A shared question, asked in two labs
Cognere began not in a boardroom but in two research groups on opposite sides of the Atlantic, working on different corners of the same question.
At TU Delft, the team was studying how people actually learn: how attention fractures under cognitive load, how accessibility is designed out of systems long before the first user arrives, how interfaces either respect or flatten the range of human minds. The work sat at the intersection of Human-Centered AI and cognitive ergonomics. Its underlying assumption was quiet but firm: the measure of an intelligent system is not how clever it is, but how much capability it leaves in the person using it.
At Concordia University in Montreal, a parallel group was working on applied AI and cognitive science: language models for education, multilingual learners, the cognitive cost of chatbot interfaces on novices, and the long tail of learners that mainstream EdTech never names. A recurring finding ran through the group’s experiments: systems that optimized for engagement measurably slowed the transfer of skill. Learners stayed longer and learned less.
The two groups had been reading each other’s papers for years. When they finally met, at a workshop on responsible AI in learning, the conversation did not stay academic for long.

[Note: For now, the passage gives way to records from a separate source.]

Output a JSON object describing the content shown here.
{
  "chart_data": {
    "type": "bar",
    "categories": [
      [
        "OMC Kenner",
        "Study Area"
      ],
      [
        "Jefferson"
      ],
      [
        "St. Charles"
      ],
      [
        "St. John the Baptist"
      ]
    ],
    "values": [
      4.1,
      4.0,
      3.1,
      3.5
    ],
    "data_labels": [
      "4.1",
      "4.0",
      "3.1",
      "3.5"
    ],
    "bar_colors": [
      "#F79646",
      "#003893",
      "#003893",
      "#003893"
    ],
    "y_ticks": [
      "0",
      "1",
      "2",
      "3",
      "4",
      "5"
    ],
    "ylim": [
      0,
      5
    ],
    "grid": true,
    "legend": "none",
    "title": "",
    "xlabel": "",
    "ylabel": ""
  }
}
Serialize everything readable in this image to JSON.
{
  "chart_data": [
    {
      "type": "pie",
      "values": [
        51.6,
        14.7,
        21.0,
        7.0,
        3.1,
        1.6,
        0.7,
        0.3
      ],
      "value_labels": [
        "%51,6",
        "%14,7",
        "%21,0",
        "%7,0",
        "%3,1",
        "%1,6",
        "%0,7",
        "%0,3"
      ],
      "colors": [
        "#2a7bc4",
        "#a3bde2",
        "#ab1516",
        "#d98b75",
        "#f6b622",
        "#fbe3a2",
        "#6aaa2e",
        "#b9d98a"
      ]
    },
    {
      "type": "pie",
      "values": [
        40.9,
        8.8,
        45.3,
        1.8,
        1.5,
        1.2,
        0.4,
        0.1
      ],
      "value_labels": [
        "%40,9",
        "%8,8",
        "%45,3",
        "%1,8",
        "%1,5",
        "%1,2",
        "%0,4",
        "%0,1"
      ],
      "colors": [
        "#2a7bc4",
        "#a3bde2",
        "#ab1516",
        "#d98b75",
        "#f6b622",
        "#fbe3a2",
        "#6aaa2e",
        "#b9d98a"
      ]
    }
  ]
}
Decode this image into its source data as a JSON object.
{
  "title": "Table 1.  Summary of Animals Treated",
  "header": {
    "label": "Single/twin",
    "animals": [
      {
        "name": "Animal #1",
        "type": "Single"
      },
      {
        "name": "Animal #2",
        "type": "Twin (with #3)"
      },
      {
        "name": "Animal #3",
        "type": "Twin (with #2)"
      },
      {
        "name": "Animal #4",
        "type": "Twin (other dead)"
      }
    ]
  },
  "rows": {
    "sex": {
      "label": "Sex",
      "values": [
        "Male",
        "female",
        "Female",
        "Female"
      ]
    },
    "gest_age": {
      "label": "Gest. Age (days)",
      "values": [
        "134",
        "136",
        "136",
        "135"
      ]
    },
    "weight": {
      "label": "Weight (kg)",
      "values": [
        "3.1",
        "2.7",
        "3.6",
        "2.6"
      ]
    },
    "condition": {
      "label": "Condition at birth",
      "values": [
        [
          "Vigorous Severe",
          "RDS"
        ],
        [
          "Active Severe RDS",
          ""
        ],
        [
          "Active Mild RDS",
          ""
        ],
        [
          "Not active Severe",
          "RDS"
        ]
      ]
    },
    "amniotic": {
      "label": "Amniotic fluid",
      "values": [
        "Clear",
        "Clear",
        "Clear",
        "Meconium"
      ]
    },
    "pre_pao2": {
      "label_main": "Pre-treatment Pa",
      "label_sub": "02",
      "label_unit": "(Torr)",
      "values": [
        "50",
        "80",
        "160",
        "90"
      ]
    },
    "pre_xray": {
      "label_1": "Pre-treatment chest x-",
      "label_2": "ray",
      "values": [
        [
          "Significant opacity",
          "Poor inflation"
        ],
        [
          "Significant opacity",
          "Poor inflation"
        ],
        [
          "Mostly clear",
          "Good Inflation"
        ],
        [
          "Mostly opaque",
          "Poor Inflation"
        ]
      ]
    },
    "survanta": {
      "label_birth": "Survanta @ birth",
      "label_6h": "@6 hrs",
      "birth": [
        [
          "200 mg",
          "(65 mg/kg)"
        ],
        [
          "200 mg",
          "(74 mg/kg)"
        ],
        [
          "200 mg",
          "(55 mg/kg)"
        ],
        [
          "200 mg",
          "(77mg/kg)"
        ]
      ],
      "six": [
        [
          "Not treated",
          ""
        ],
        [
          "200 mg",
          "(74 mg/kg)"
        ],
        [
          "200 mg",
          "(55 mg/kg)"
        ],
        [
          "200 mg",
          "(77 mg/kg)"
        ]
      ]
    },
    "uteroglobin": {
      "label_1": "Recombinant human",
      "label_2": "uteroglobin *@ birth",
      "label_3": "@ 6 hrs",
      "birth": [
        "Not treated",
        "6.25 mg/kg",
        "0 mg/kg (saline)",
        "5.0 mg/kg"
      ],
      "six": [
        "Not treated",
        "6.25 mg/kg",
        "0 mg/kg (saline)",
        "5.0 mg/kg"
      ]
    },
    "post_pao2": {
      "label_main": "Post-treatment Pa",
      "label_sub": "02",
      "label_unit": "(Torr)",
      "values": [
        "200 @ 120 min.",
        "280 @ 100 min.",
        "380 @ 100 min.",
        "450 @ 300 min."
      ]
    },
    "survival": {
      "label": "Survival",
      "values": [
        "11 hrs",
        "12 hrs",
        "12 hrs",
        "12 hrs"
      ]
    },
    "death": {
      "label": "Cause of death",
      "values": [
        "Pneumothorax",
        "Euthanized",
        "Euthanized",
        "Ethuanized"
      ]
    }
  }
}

The moment the question stopped being academic
By 2024 and 2025, the pattern was impossible to ignore. Large language models were being absorbed into education and professional training at breathtaking speed, and almost none of it was being built by people who had spent their careers studying how humans actually learn.
Streaks. Notifications. Avatars engineered for emotional attachment. Products that punished absence, celebrated time-on-screen, and measured success in sessions rather than in skill. A generation of consumer AI companions was optimizing for the exact incentives that the published research, on both sides of the Atlantic, had spent a decade warning against.
The Duolingo backlash of 2025 was not surprising to them; it was predictable. The US Senate inquiries into companion apps were not surprising; they were overdue. The steady absorption of enterprise learning platforms into HR suites was not a success story; it was a category being quietly vacated.
Somewhere in that year, the question shifted. It was no longer how would we build AI for learning if we could? It was who else is going to?
The decision
Leaving a tenured lab, or a funded postdoc, to start a company is not a casual act. The decision was made over a long correspondence, across Delft, Montreal, and eventually the Noble Cortex network in between. Three convictions held it together.
First, the science was ready. After a decade of work in cognitive load theory, multimodal learning, accessibility engineering, and language model alignment, there was finally enough evidence to design learning systems that actually respect the full range of human minds. Waiting longer would not add certainty; it would only let the market cement the wrong defaults.
Second, the capital shape had to match the values. Venture funding on quarterly timelines would force the same engagement mechanics the team had spent careers refuting. Noble Cortex offered the only rare thing: patient capital, a family of AI studios that share infrastructure and conscience, and an explicit commitment to conscious, ethical, and life-affirming AI.
Third, a first product could earn the rest. DealParley.ai, a real-time coaching system for sales professionals, would not just be a product; it would be the proof that the studio’s principles survive contact with enterprise revenue. If growth-over-engagement wins in the most adversarial learning environment, it wins anywhere.
Why now
The research is mature. The frontier models are capable enough. The cultural patience for engagement-farmed AI is running out. Regulation in Europe, Canada, and the United States is beginning to punish the exact dark patterns the consumer AI companion apps are built on. Accessibility-first is becoming a procurement requirement. Privacy-by-default is becoming a compliance requirement. Growth-over-engagement is becoming a reputational requirement.
The whitespace, lifelong, multi-modal, accessibility-first, non-engagement-optimized, is real, and for one short window it is vacant. A studio that moves into it now, with operational discipline rather than a manifesto, can define the category before the incumbents notice it is a category.
That is why Cognere. That is why now.